I have often said that Kate responds with much greater sensitivity to noises, especially sudden ones, hot or cold temperatures, and music. That has increased significantly in recent months and now reached a point when I have to be more careful with what I do or say. She can be easily disturbed.
Of course, there are many things that are completely beyond my control. Yesterday, our server at lunch came to our table to fill our glasses with water. Kate said, “Oh, is that for me?” The server, who is one of our regulars, teased her and said, “This is for him.” Kate was crushed, and tears filled her eyes. I jumped right in and told her the server was teasing her. It took her a moment, but she recovered without any problem.
After we had ordered, Kate asked what she was having. I said, “The trout.” She said, “What is that?” I said, “It is a fish.” The moment I said, “fish,” she looked disturbed and tried to say she was bothered by the idea of eating an animal. (She just couldn’t put the words together.) This is something that has started recently. We have had these conversations before, and she is usually able to talk about it without any emotion. With that in mind, I said that it does bother us when we think about the animals we kill for food, but I was glad that we don’t eat dogs or horses the way they do in some places. I should have known that was the wrong thing to say. She responded with tears and required a little comforting on my part to calm her.

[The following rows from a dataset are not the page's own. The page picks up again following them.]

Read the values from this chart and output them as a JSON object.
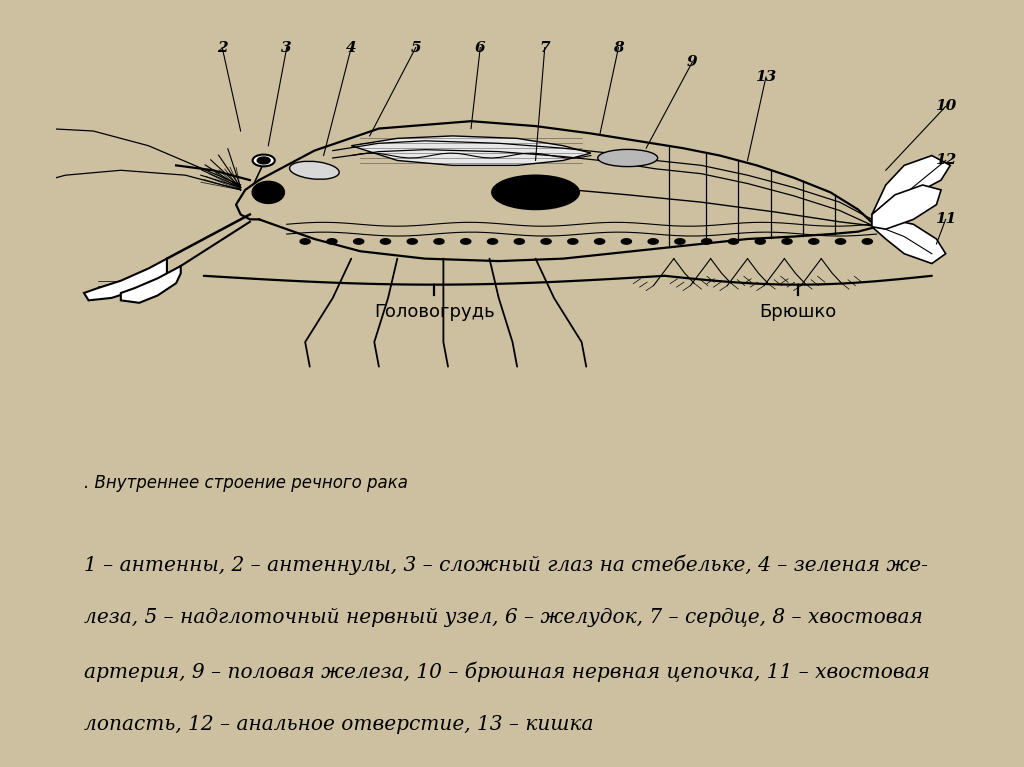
{
  "bg_outer": "#ccc0a0",
  "bg_diagram": "#ffffff",
  "bg_legend": "#ffffff",
  "title_caption": ". Внутреннее строение речного рака",
  "legend_line1": "1 – антенны, 2 – антеннулы, 3 – сложный глаз на стебельке, 4 – зеленая же-",
  "legend_line2": "леза, 5 – надглоточный нервный узел, 6 – желудок, 7 – сердце, 8 – хвостовая",
  "legend_line3": "артерия, 9 – половая железа, 10 – брюшная нервная цепочка, 11 – хвостовая",
  "legend_line4": "лопасть, 12 – анальное отверстие, 13 – кишка",
  "label_golovogrud": "Головогрудь",
  "label_bryushko": "Брюшко",
  "title_fontsize": 12,
  "legend_fontsize": 14.5,
  "label_fontsize": 13,
  "number_fontsize": 11
}
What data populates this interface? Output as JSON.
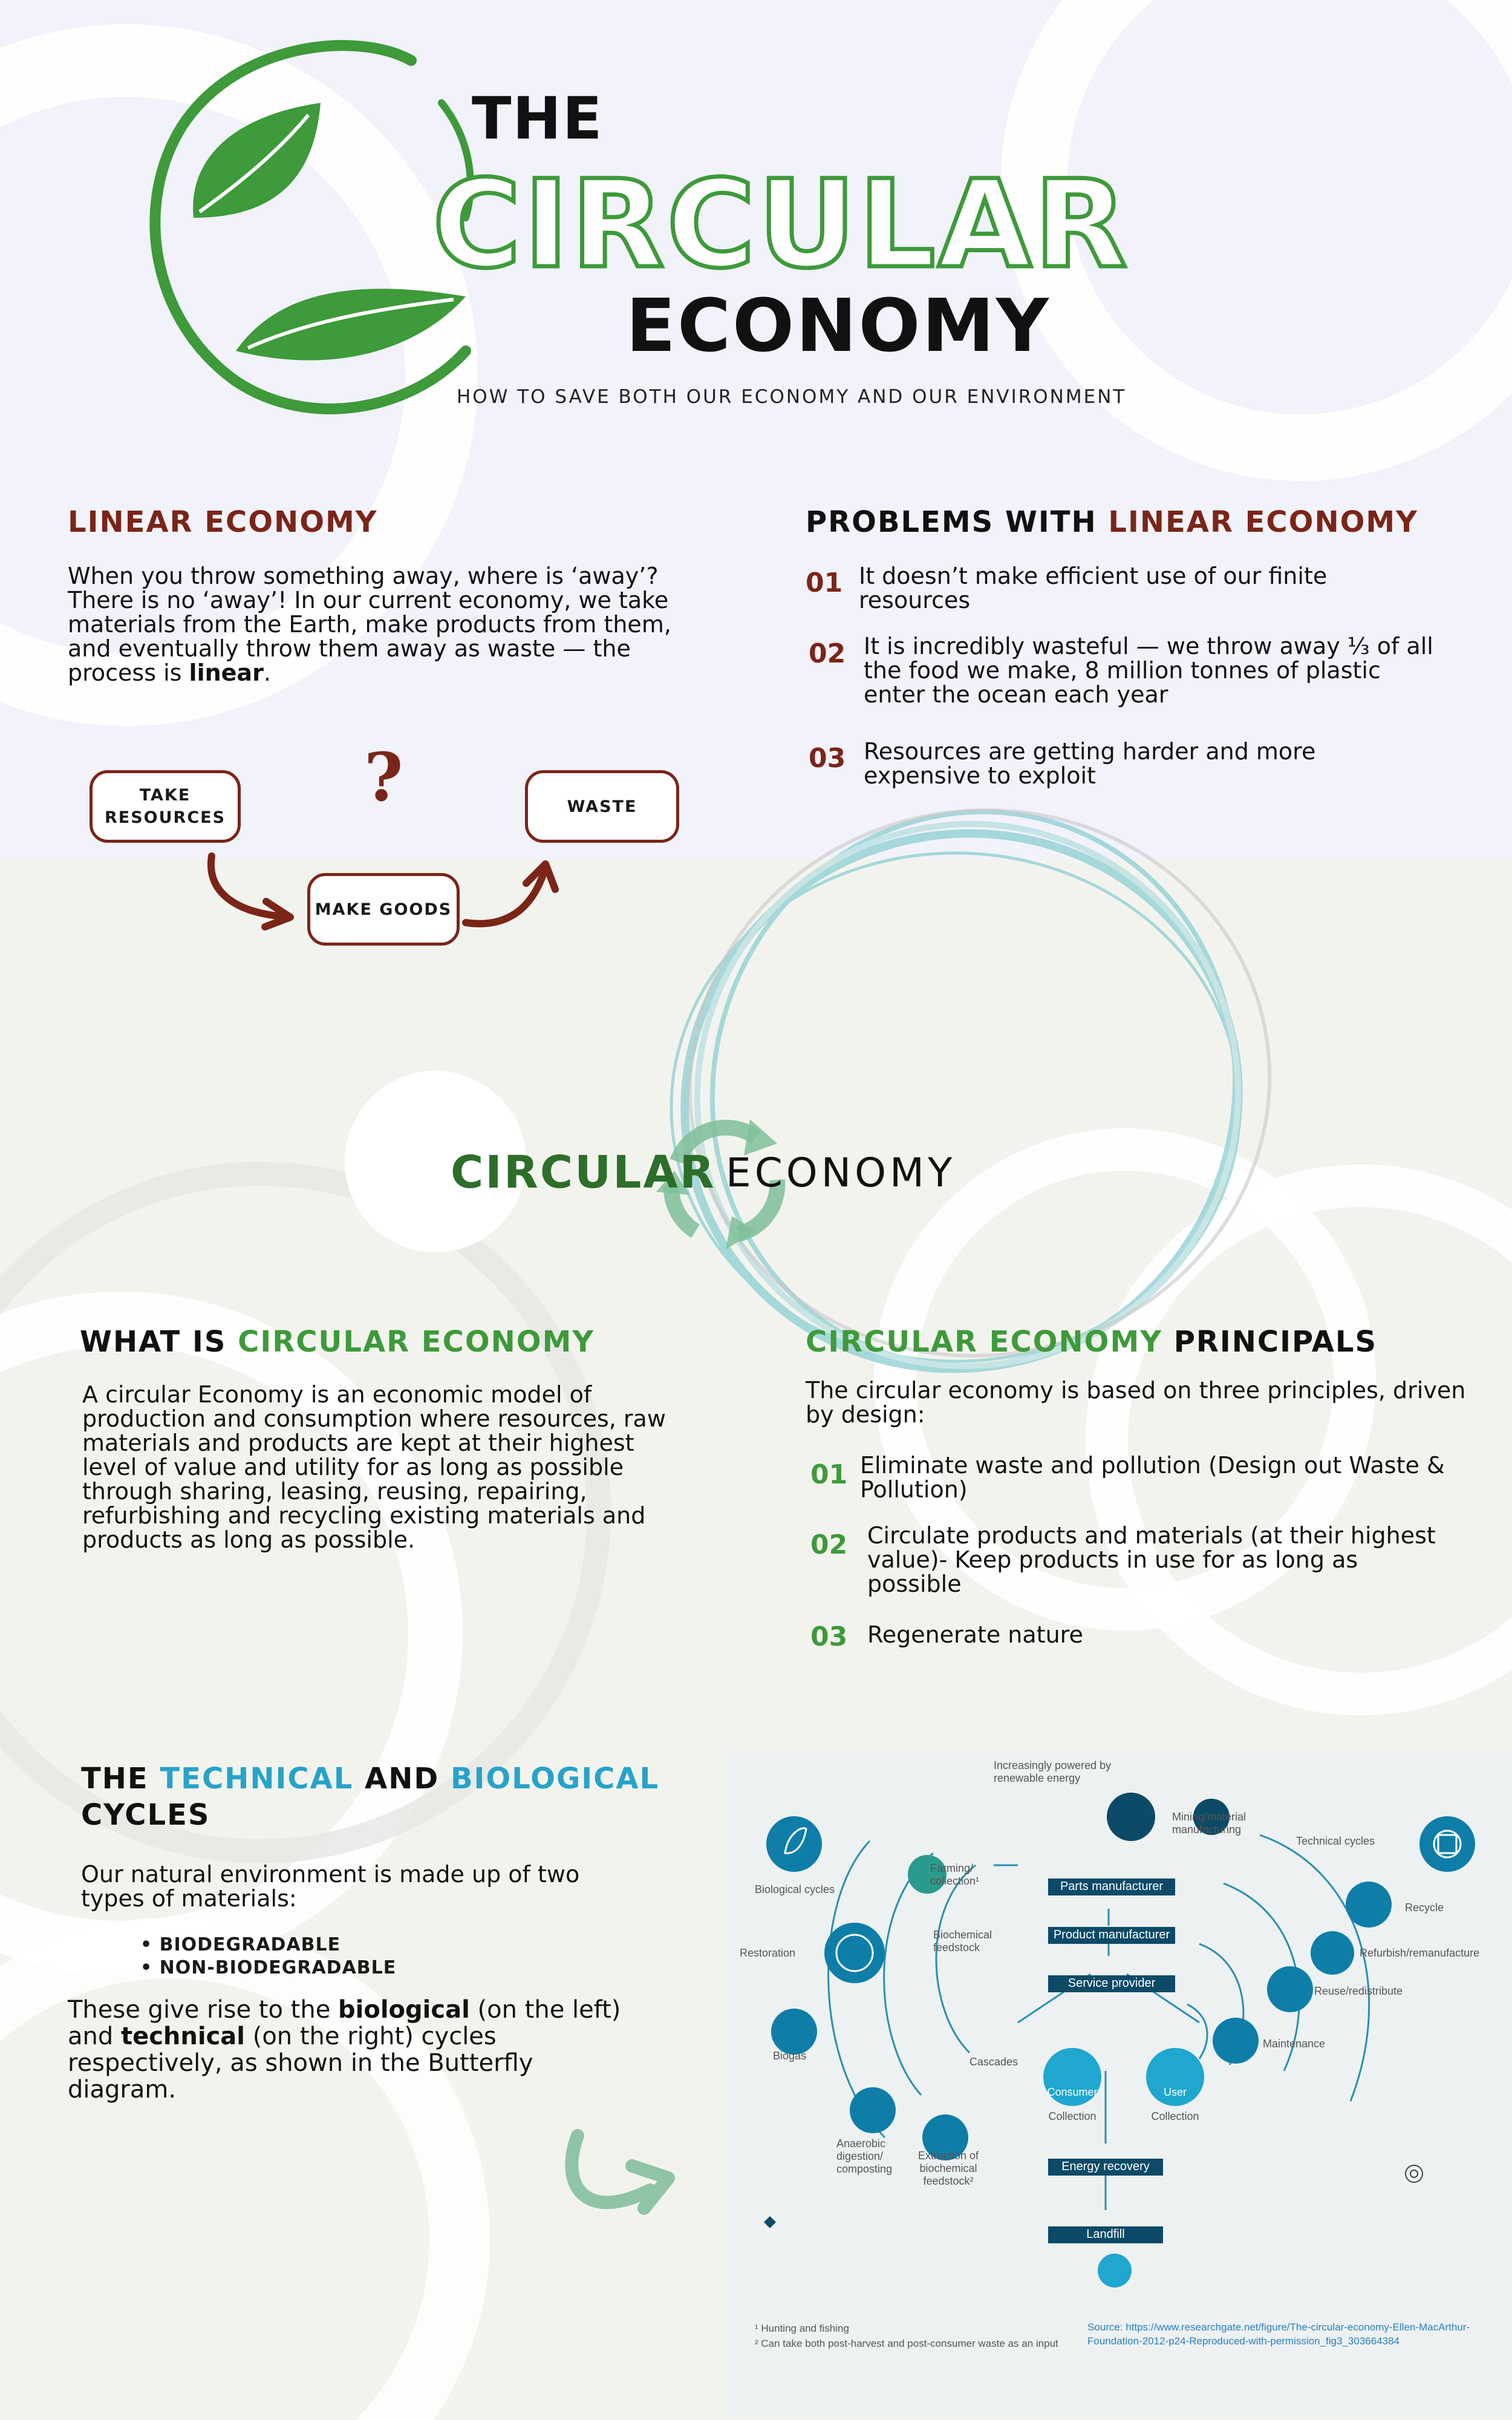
{
  "title": {
    "line1": "THE",
    "line2": "CIRCULAR",
    "line3": "ECONOMY",
    "subtitle": "HOW TO SAVE BOTH OUR ECONOMY AND OUR ENVIRONMENT"
  },
  "colors": {
    "linear_red": "#7a2518",
    "circular_green": "#3e9a3a",
    "cycle_blue": "#27a3c9",
    "diagram_navy": "#0c4a67"
  },
  "linear": {
    "heading": "LINEAR ECONOMY",
    "text_a": "When you throw something away, where is ‘away’? There is no ‘away’! In our current economy, we take materials from the Earth, make products from them, and eventually throw them away as waste — the process is ",
    "text_bold": "linear",
    "text_end": ".",
    "flow": {
      "take": "TAKE RESOURCES",
      "make": "MAKE GOODS",
      "waste": "WASTE",
      "question_mark": "?"
    }
  },
  "problems": {
    "heading_a": "PROBLEMS WITH ",
    "heading_b": "LINEAR ECONOMY",
    "items": [
      {
        "num": "01",
        "text": "It doesn’t make efficient use of our finite resources"
      },
      {
        "num": "02",
        "text": "It is incredibly wasteful — we throw away ⅓ of all the food we make, 8 million tonnes of plastic enter the ocean each year"
      },
      {
        "num": "03",
        "text": "Resources are getting harder and more expensive to exploit"
      }
    ]
  },
  "circular_banner": {
    "word1": "CIRCULAR",
    "word2": "ECONOMY"
  },
  "what_is": {
    "heading_a": "WHAT IS ",
    "heading_b": "CIRCULAR ECONOMY",
    "text": "A circular Economy is an economic model of production and consumption where resources, raw materials and products are kept at their highest level of value and utility for as long as possible through sharing, leasing, reusing, repairing, refurbishing and recycling existing materials and products as long as possible."
  },
  "principles": {
    "heading_a": "CIRCULAR ECONOMY",
    "heading_b": " PRINCIPALS",
    "intro": "The circular economy is based on three principles, driven by design:",
    "items": [
      {
        "num": "01",
        "text": "Eliminate waste and pollution (Design out Waste & Pollution)"
      },
      {
        "num": "02",
        "text": "Circulate products and materials (at their highest value)- Keep products in use for as long as possible"
      },
      {
        "num": "03",
        "text": "Regenerate nature"
      }
    ]
  },
  "cycles": {
    "heading_the": "THE ",
    "heading_technical": "TECHNICAL",
    "heading_and": " AND ",
    "heading_biological": "BIOLOGICAL",
    "heading_line2": "CYCLES",
    "text1": "Our natural environment is made up of two types of materials:",
    "bullets": [
      "BIODEGRADABLE",
      "NON-BIODEGRADABLE"
    ],
    "text2_a": "These give rise to the ",
    "text2_b": "biological",
    "text2_c": " (on the left) and ",
    "text2_d": "technical",
    "text2_e": " (on the right) cycles respectively, as shown in the Butterfly diagram."
  },
  "butterfly": {
    "top_note": "Increasingly powered by renewable energy",
    "mining": "Mining/material manufacturing",
    "technical_cycles": "Technical cycles",
    "biological_cycles": "Biological cycles",
    "farming": "Farming/ collection¹",
    "biochemical": "Biochemical feedstock",
    "restoration": "Restoration",
    "biogas": "Biogas",
    "cascades": "Cascades",
    "anaerobic": "Anaerobic digestion/ composting",
    "extraction": "Extraction of biochemical feedstock²",
    "parts": "Parts manufacturer",
    "product": "Product manufacturer",
    "service": "Service provider",
    "consumer": "Consumer",
    "user": "User",
    "collection1": "Collection",
    "collection2": "Collection",
    "energy": "Energy recovery",
    "landfill": "Landfill",
    "recycle": "Recycle",
    "refurbish": "Refurbish/remanufacture",
    "reuse": "Reuse/redistribute",
    "maintenance": "Maintenance",
    "footnote1": "¹ Hunting and fishing",
    "footnote2": "² Can take both post-harvest and post-consumer waste as an input",
    "source": "Source: https://www.researchgate.net/figure/The-circular-economy-Ellen-MacArthur-Foundation-2012-p24-Reproduced-with-permission_fig3_303664384"
  }
}
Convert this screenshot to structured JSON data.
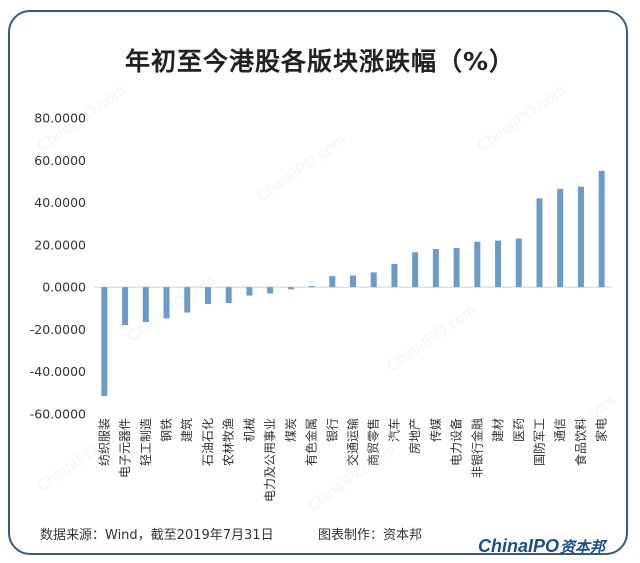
{
  "title": "年初至今港股各版块涨跌幅（%）",
  "footer": {
    "source": "数据来源：Wind，截至2019年7月31日",
    "maker": "图表制作：资本邦"
  },
  "logo": {
    "latin": "ChinaIPO",
    "cn": "资本邦"
  },
  "watermark": "ChinaIPO.com",
  "colors": {
    "bar": "#6d9bc8",
    "axis": "#d0d0d0",
    "border": "#3a5a7a"
  },
  "chart_data": {
    "type": "bar",
    "title": "年初至今港股各版块涨跌幅（%）",
    "xlabel": "",
    "ylabel": "",
    "ylim": [
      -60,
      80
    ],
    "yticks": [
      80,
      60,
      40,
      20,
      0,
      -20,
      -40,
      -60
    ],
    "ytick_labels": [
      "80.0000",
      "60.0000",
      "40.0000",
      "20.0000",
      "0.0000",
      "-20.0000",
      "-40.0000",
      "-60.0000"
    ],
    "grid": false,
    "categories": [
      "纺织服装",
      "电子元器件",
      "轻工制造",
      "钢铁",
      "建筑",
      "石油石化",
      "农林牧渔",
      "机械",
      "电力及公用事业",
      "煤炭",
      "有色金属",
      "银行",
      "交通运输",
      "商贸零售",
      "汽车",
      "房地产",
      "传媒",
      "电力设备",
      "非银行金融",
      "建材",
      "医药",
      "国防军工",
      "通信",
      "食品饮料",
      "家电"
    ],
    "values": [
      -51.5,
      -18.0,
      -16.5,
      -14.8,
      -12.0,
      -8.0,
      -7.5,
      -4.0,
      -3.0,
      -1.0,
      0.5,
      5.2,
      5.5,
      7.0,
      11.0,
      16.5,
      18.0,
      18.5,
      21.5,
      22.0,
      23.0,
      42.0,
      46.5,
      47.5,
      55.0
    ]
  }
}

We were seated at a table across from the bar, and a little later, the bar tender tossed something into an aluminum tub. It wasn’t a really loud crash, but it was audible throughout the seating area. Kate gasped very loudly. The bar tender apologized. There were three women seated at the table just two feet away from us. I am sure they were far more startled by Kate’s reaction than to the noise that caused it. Then Kate called to the one man who was seated at the bar. When she got his attention, she apologized profusely to him. It reminded me of the way she apologizes to me after she says something to me that she thinks is out of line.
I have also mentioned her being frightened when she doesn’t know where I am. She is particularly sensitive about that now. Even at home she can be frightened when I am in another room.
Last night, we went to Casa Bella for opera night. The program was dedicated to a 95-year-old man who died suddenly last week. Kate and I had sat with him and his wife for the past six years. The emcee had only said a few words before Kate was whimpering, and she didn’t even remember that the man being honored was the man with whom we always sit. This response is becoming typical anytime she hears about someone’s dying.
Kate has always been tender-hearted, and now her emotional responses to many things are going well beyond what I have observed before. Like other aspects of her behavior, this has not presented a problem so far. I hope it will remain that way.